Migrate Hive table to Iceberg using Impala
CDP supports Hive table migration from Impala to Iceberg tables using ALTER TABLE.
Requirements
- The original table is an EXTERNAL table from the Impala perspective. (‘EXTERNAL’ table property value is true)
- The original table is a non-ACID table.
- You have “ALL” privileges on the database containing the table.
Limitations
- Due to a bug in Apache Iceberg it is not possible to migrate tables that are partitioned by string columns having a partition value that contains the forward slash ‘/’ character. For more information see https://github.com/apache/iceberg/issues/7612
- Some column types supported by Hive tables are not supported by Iceberg tables, such as tinyint or smallint. Tables with such columns are not migrated to Iceberg.
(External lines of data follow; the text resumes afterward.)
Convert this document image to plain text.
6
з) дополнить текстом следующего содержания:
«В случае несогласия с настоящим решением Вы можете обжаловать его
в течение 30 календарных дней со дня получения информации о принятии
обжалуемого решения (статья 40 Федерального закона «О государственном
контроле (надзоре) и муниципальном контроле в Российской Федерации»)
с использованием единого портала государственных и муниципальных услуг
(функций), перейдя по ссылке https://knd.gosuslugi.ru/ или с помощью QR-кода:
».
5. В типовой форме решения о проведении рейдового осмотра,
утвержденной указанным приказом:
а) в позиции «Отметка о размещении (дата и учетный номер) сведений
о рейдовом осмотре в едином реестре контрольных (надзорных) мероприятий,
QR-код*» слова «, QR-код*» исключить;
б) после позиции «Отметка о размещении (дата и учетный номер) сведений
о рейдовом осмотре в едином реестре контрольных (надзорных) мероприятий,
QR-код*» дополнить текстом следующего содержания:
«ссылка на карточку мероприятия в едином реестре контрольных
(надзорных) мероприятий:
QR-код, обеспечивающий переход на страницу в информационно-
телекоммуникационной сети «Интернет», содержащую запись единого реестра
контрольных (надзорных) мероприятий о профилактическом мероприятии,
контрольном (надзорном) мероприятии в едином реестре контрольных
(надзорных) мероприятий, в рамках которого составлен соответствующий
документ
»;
- The original Hive table must be in AVRO, ORC, or Parquet format.
In-place table migration process
In-place table migration saves time generating Iceberg tables. There is no need to regenerate data files. Only metadata, which points to source data files, is regenerated. As a result of an in-place table migration a new Iceberg table is created using the name and the location of the old Hive table. The old Hive table is dropped during the process.
Impala syntax example
To convert a Hive table to an Iceberg V1 table from Impala, use the following syntax:
ALTER TABLE table_name CONVERT TO ICEBERG;
To convert a Hive table to an Iceberg V2 table from Impala you must run two queries. Use the following syntax:
ALTER TABLE table_name CONVERT TO ICEBERG
ALTER TABLE table_name SET TBLPROPERTIES ('format-version' = '2'
...)